The films will be shown to the public on May 15 at 7 p.m. in Smith Auditorium, Sills Hall. There will be a small reception preceding the film festival in the lobby.

Those that missed out on this year's festival will be able to compete in the 48-hour film festival in the fall or the film festival next spring.

Delahanty encourages students to try filmmaking and experience the behind-the-scenes process.

"The camera is like a new little eye you get to look through, and when you take charge behind it you end up learning a lot more about business, art, people and the world that you'd think possible, both on and off the screen," he said.


Best Actor: Clint Trenkelbach—The Dreamer; Mo Bader—A Final Flash; Alexi Thomakos—Lullaby, Rob Hughes—Will You Please Be Quiet, Please.

Best Actress: Chelsea Germeyan —A Final Flash; Nicole Roccaforte —Revenge; Lauren Gesswein—The Dreamer; Ursula Morena-VanderLaan—Will You Please Be Quiet, Please

Best Supporting Player: Khaalil LeSaldo—Love at First Fight; Kathleen Lewis—Love at First Fight; Bryant Johnson—A Final Flash; Bryant Johnson—Will You Please Be Quiet, Please.

Best Sound: Lullaby; Love at First Fight; Revenge; Documentary about Buses.

Best Original Score: The Nevermask and the Everone; Won't Let It Go; A Final Flash.

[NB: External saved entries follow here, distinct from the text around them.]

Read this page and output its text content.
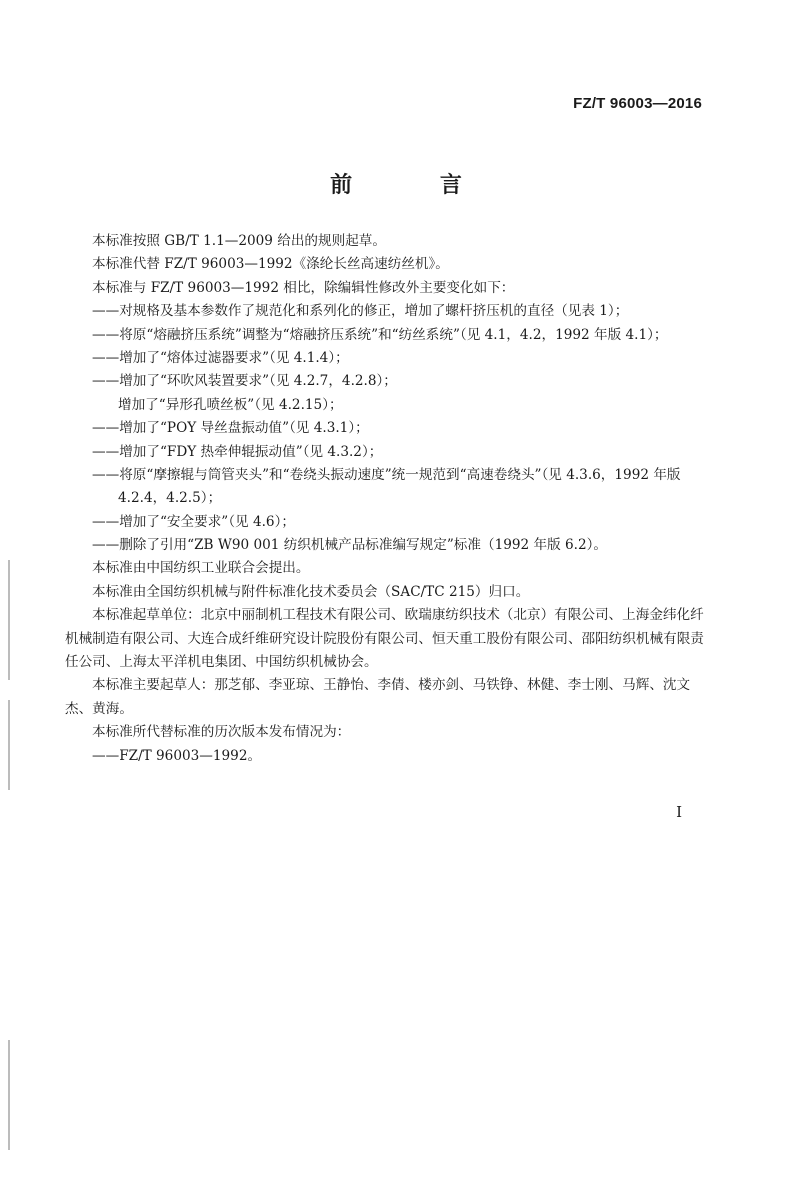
FZ/T 96003—2016
前 言
本标准按照 GB/T 1.1—2009 给出的规则起草。
本标准代替 FZ/T 96003—1992《涤纶长丝高速纺丝机》。
本标准与 FZ/T 96003—1992 相比，除编辑性修改外主要变化如下：
——对规格及基本参数作了规范化和系列化的修正，增加了螺杆挤压机的直径（见表 1）；
——将原“熔融挤压系统”调整为“熔融挤压系统”和“纺丝系统”（见 4.1，4.2，1992 年版 4.1）；
——增加了“熔体过滤器要求”（见 4.1.4）；
——增加了“环吹风装置要求”（见 4.2.7，4.2.8）；
增加了“异形孔喷丝板”（见 4.2.15）；
——增加了“POY 导丝盘振动值”（见 4.3.1）；
——增加了“FDY 热牵伸辊振动值”（见 4.3.2）；
——将原“摩擦辊与筒管夹头”和“卷绕头振动速度”统一规范到“高速卷绕头”（见 4.3.6，1992 年版
4.2.4，4.2.5）；
——增加了“安全要求”（见 4.6）；
——删除了引用“ZB W90 001 纺织机械产品标准编写规定”标准（1992 年版 6.2）。
本标准由中国纺织工业联合会提出。
本标准由全国纺织机械与附件标准化技术委员会（SAC/TC 215）归口。
本标准起草单位：北京中丽制机工程技术有限公司、欧瑞康纺织技术（北京）有限公司、上海金纬化纤机械制造有限公司、大连合成纤维研究设计院股份有限公司、恒天重工股份有限公司、邵阳纺织机械有限责任公司、上海太平洋机电集团、中国纺织机械协会。
本标准主要起草人：那芝郁、李亚琼、王静怡、李倩、楼亦剑、马铁铮、林健、李士刚、马辉、沈文杰、黄海。
本标准所代替标准的历次版本发布情况为：
——FZ/T 96003—1992。
I
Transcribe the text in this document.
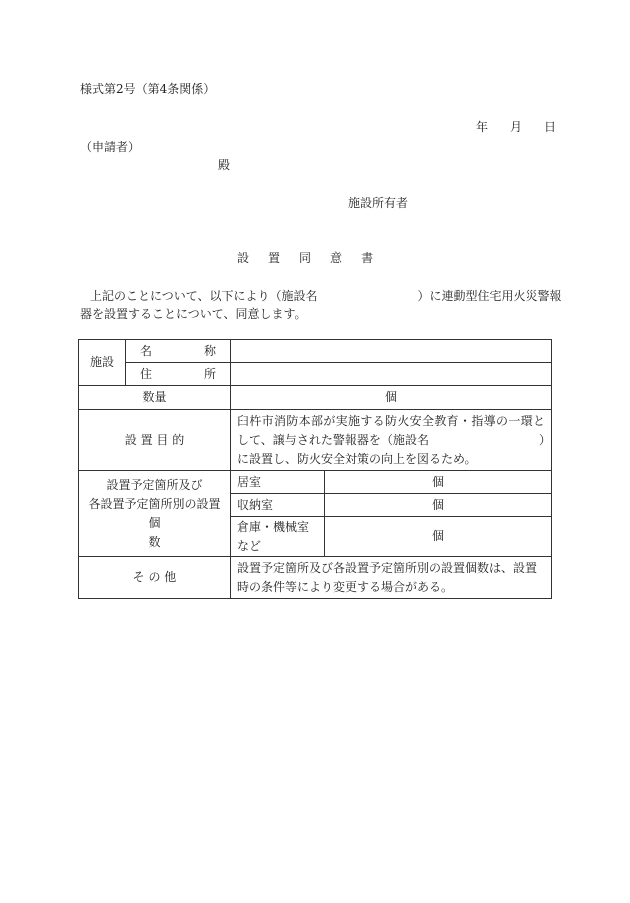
様式第2号（第4条関係）
年 月 日
（申請者）
殿
施設所有者
設 置 同 意 書
上記のことについて、以下により（施設名	）に連動型住宅用火災警報
器を設置することについて、同意します。
施設	名 称		

	住 所		

数量		個	
設 置 目 的		臼杵市消防本部が実施する防火安全教育・指導の一環として、譲与された警報器を（施設名 ）に設置し、防火安全対策の向上を図るため。	

設置予定箇所及び
各設置予定箇所別の設置個
数		居室	個
		収納室	個
		倉庫・機械室など	個
そ の 他		設置予定箇所及び各設置予定箇所別の設置個数は、設置時の条件等により変更する場合がある。	
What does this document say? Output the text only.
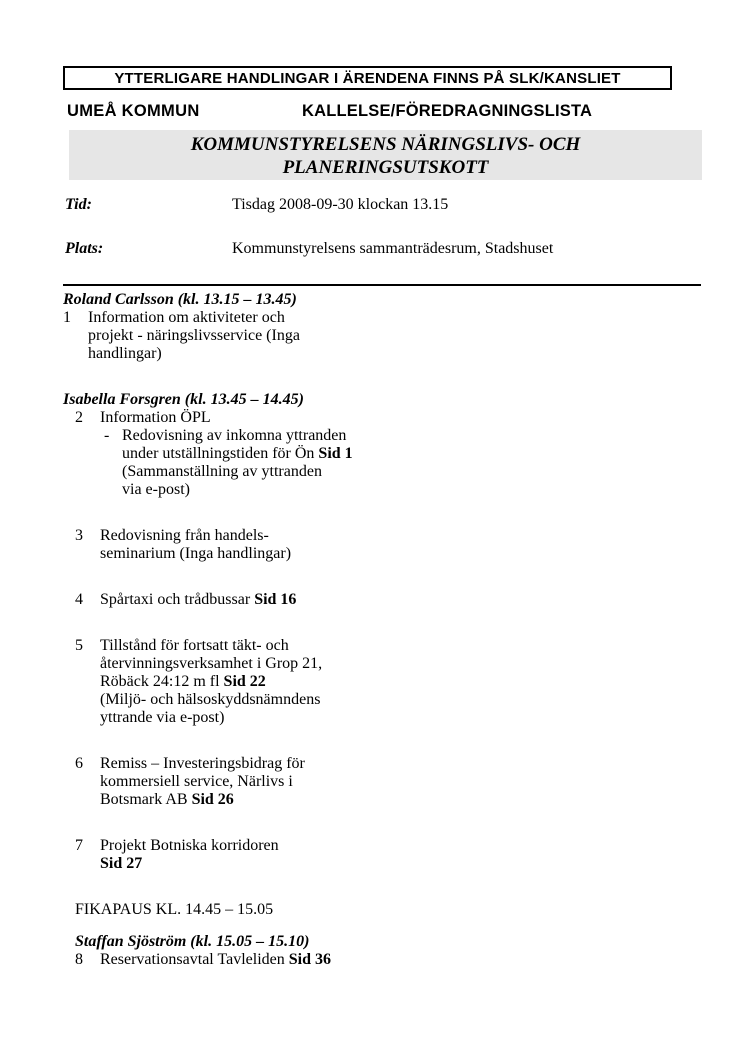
YTTERLIGARE HANDLINGAR I ÄRENDENA FINNS PÅ SLK/KANSLIET
UMEÅ KOMMUN	KALLELSE/FÖREDRAGNINGSLISTA
KOMMUNSTYRELSENS NÄRINGSLIVS- OCH
PLANERINGSUTSKOTT
Tid:	Tisdag 2008-09-30 klockan 13.15
Plats:	Kommunstyrelsens sammanträdesrum, Stadshuset
Roland Carlsson (kl. 13.15 – 13.45)
1	Information om aktiviteter och
projekt - näringslivsservice (Inga
handlingar)
Isabella Forsgren (kl. 13.45 – 14.45)
2	Information ÖPL
- Redovisning av inkomna yttranden
under utställningstiden för Ön Sid 1
(Sammanställning av yttranden
via e-post)
3	Redovisning från handels-
seminarium (Inga handlingar)
4	Spårtaxi och trådbussar Sid 16
5	Tillstånd för fortsatt täkt- och
återvinningsverksamhet i Grop 21,
Röbäck 24:12 m fl Sid 22
(Miljö- och hälsoskyddsnämndens
yttrande via e-post)
6	Remiss – Investeringsbidrag för
kommersiell service, Närlivs i
Botsmark AB Sid 26
7	Projekt Botniska korridoren
Sid 27
FIKAPAUS KL. 14.45 – 15.05
Staffan Sjöström (kl. 15.05 – 15.10)
8	Reservationsavtal Tavleliden Sid 36
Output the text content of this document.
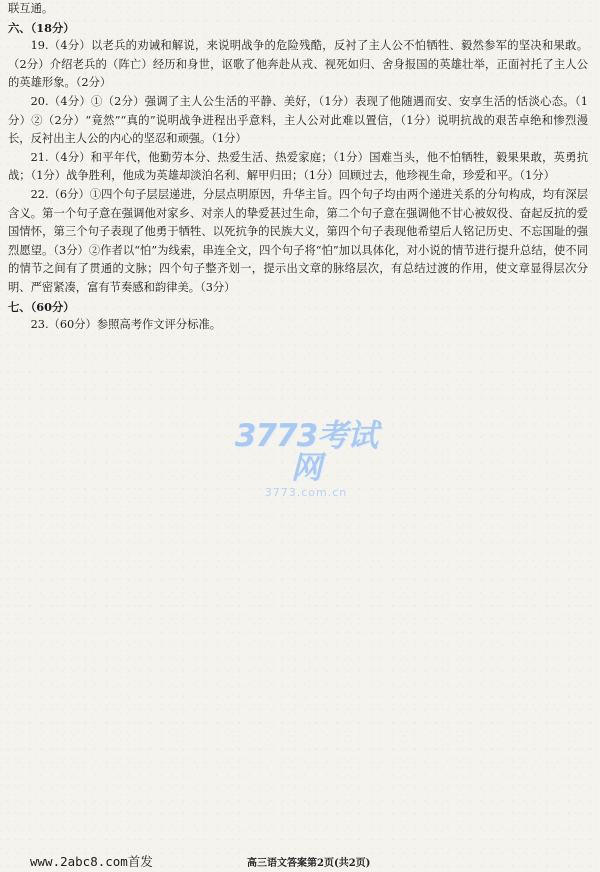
联互通。

六、（18分）

19.（4分）以老兵的劝诫和解说，来说明战争的危险残酷，反衬了主人公不怕牺牲、毅然参军的坚决和果敢。（2分）介绍老兵的（阵亡）经历和身世，讴歌了他奔赴从戎、视死如归、舍身报国的英雄壮举，正面衬托了主人公的英雄形象。（2分）

20.（4分）①（2分）强调了主人公生活的平静、美好，（1分）表现了他随遇而安、安享生活的恬淡心态。（1分）②（2分）“竟然”“真的”说明战争进程出乎意料，主人公对此难以置信，（1分）说明抗战的艰苦卓绝和惨烈漫长，反衬出主人公的内心的坚忍和顽强。（1分）

21.（4分）和平年代，他勤劳本分、热爱生活、热爱家庭；（1分）国难当头，他不怕牺牲，毅果果敢，英勇抗战；（1分）战争胜利，他成为英雄却淡泊名利、解甲归田；（1分）回顾过去，他珍视生命，珍爱和平。（1分）

22.（6分）①四个句子层层递进，分层点明原因，升华主旨。四个句子均由两个递进关系的分句构成，均有深层含义。第一个句子意在强调他对家乡、对亲人的挚爱甚过生命，第二个句子意在强调他不甘心被奴役、奋起反抗的爱国情怀，第三个句子表现了他勇于牺牲、以死抗争的民族大义，第四个句子表现他希望后人铭记历史、不忘国耻的强烈愿望。（3分）②作者以“怕”为线索，串连全文，四个句子将“怕”加以具体化，对小说的情节进行提升总结，使不同的情节之间有了贯通的文脉；四个句子整齐划一，提示出文章的脉络层次，有总结过渡的作用，使文章显得层次分明、严密紧凑，富有节奏感和韵律美。（3分）

七、（60分）

23.（60分）参照高考作文评分标准。

3773考试网
3773.com.cn
www.2abc8.com首发	高三语文答案第2页(共2页)
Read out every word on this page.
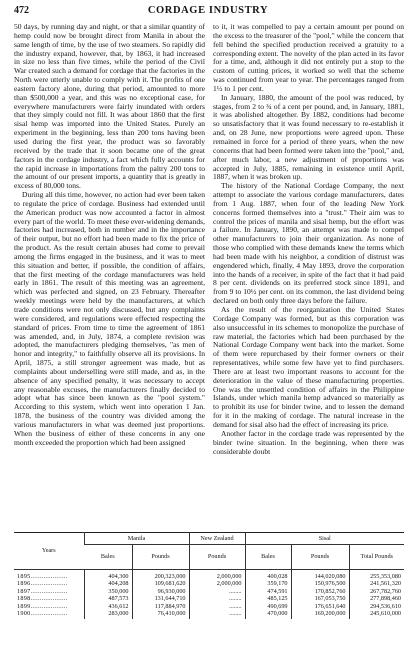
472	CORDAGE INDUSTRY

50 days, by running day and night, or that a similar quantity of hemp could now be brought direct from Manila in about the same length of time, by the use of two steamers. So rapidly did the industry expand, however, that, by 1863, it had increased in size no less than five times, while the period of the Civil War created such a demand for cordage that the factories in the North were utterly unable to comply with it. The profits of one eastern factory alone, during that period, amounted to more than $500,000 a year, and this was no exceptional case, for everywhere manufacturers were fairly inundated with orders that they simply could not fill. It was about 1860 that the first sisal hemp was imported into the United States. Purely an experiment in the beginning, less than 200 tons having been used during the first year, the product was so favorably received by the trade that it soon became one of the great factors in the cordage industry, a fact which fully accounts for the rapid increase in importations from the paltry 200 tons to the amount of our present imports, a quantity that is greatly in excess of 80,000 tons.

During all this time, however, no action had ever been taken to regulate the price of cordage. Business had extended until the American product was now accounted a factor in almost every part of the world. To meet these ever-widening demands, factories had increased, both in number and in the importance of their output, but no effort had been made to fix the price of the product. As the result certain abuses had come to prevail among the firms engaged in the business, and it was to meet this situation and better, if possible, the condition of affairs, that the first meeting of the cordage manufacturers was held early in 1861. The result of this meeting was an agreement, which was perfected and signed, on 23 February. Thereafter weekly meetings were held by the manufacturers, at which trade conditions were not only discussed, but any complaints were considered, and regulations were effected respecting the standard of prices. From time to time the agreement of 1861 was amended, and, in July, 1874, a complete revision was adopted, the manufacturers pledging themselves, "as men of honor and integrity," to faithfully observe all its provisions. In April, 1875, a still stronger agreement was made, but as complaints about underselling were still made, and as, in the absence of any specified penalty, it was necessary to accept any reasonable excuses, the manufacturers finally decided to adopt what has since been known as the "pool system." According to this system, which went into operation 1 Jan. 1878, the business of the country was divided among the various manufacturers in what was deemed just proportions. When the business of either of these concerns in any one month exceeded the proportion which had been assigned

to it, it was compelled to pay a certain amount per pound on the excess to the treasurer of the "pool," while the concern that fell behind the specified production received a gratuity to a corresponding extent. The novelty of the plan acted in its favor for a time, and, although it did not entirely put a stop to the custom of cutting prices, it worked so well that the scheme was continued from year to year. The percentages ranged from 1½ to 1 per cent.

In January, 1880, the amount of the pool was reduced, by stages, from 2 to ¾ of a cent per pound, and, in January, 1881, it was abolished altogether. By 1882, conditions had become so unsatisfactory that it was found necessary to re-establish it and, on 28 June, new proportions were agreed upon. These remained in force for a period of three years, when the new concerns that had been formed were taken into the "pool," and, after much labor, a new adjustment of proportions was accepted in July, 1885, remaining in existence until April, 1887, when it was broken up.

The history of the National Cordage Company, the next attempt to associate the various cordage manufacturers, dates from 1 Aug. 1887, when four of the leading New York concerns formed themselves into a "trust." Their aim was to control the prices of manila and sisal hemp, but the effort was a failure. In January, 1890, an attempt was made to compel other manufacturers to join their organization. As none of those who complied with these demands knew the terms which had been made with his neighbor, a condition of distrust was engendered which, finally, 4 May 1893, drove the corporation into the hands of a receiver, in spite of the fact that it had paid 8 per cent. dividends on its preferred stock since 1891, and from 9 to 10½ per cent. on its common, the last dividend being declared on both only three days before the failure.

As the result of the reorganization the United States Cordage Company was formed, but as this corporation was also unsuccessful in its schemes to monopolize the purchase of raw material, the factories which had been purchased by the National Cordage Company went back into the market. Some of them were repurchased by their former owners or their representatives, while some few have yet to find purchasers. There are at least two important reasons to account for the deterioration in the value of these manufacturing properties. One was the unsettled condition of affairs in the Philippine Islands, under which manila hemp advanced so materially as to prohibit its use for binder twine, and to lessen the demand for it in the making of cordage. The natural increase in the demand for sisal also had the effect of increasing its price.

Another factor in the cordage trade was represented by the binder twine situation. In the beginning, when there was considerable doubt

Years	Manila		New Zealand	Sisal		
	Bales	Pounds	Pounds	Bales	Pounds	Total Pounds
1895....................	404,300	200,323,000	2,000,000	400,028	144,020,080	255,353,080
1896....................	404,208	109,681,620	2,000,000	359,170	150,976,500	241,561,320
1897....................	350,000	96,930,000	........	474,591	170,852,760	267,782,760
1898....................	487,573	131,644,710	........	485,125	167,053,750	277,898,460
1899....................	436,612	117,884,970	........	490,699	176,651,640	294,536,610
1900....................	283,000	76,410,000	........	470,000	169,200,000	245,610,000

Best Writing: Revenge; The Nevermask and the Everone; Documentary About Buses; A Final Flash.

Best Cinematography: Lullaby, A Final Flash, Will You Please Be Quiet, Please, The Dreamer, The Nervermask and the Everone

Best Editing: Lullaby, Revenge, The Dreamer, The Nevermask and the Everone, A Final Flash

Best Director: Nicole Roccaforte —Revenge; Lucas Delahanty—A Final Flash; Alex Colby, Max Taylor, and Alexi Thomakos—Lullaby; Lucas Delahanty—The Nevermask and the Everone; Peter Griesmer—Will You Please Be Quiet, Please.

Best Picture: The Nevermask and the Everone; A Final Flash; Lullaby; Will You Please Be Quiet; Please, Revenge.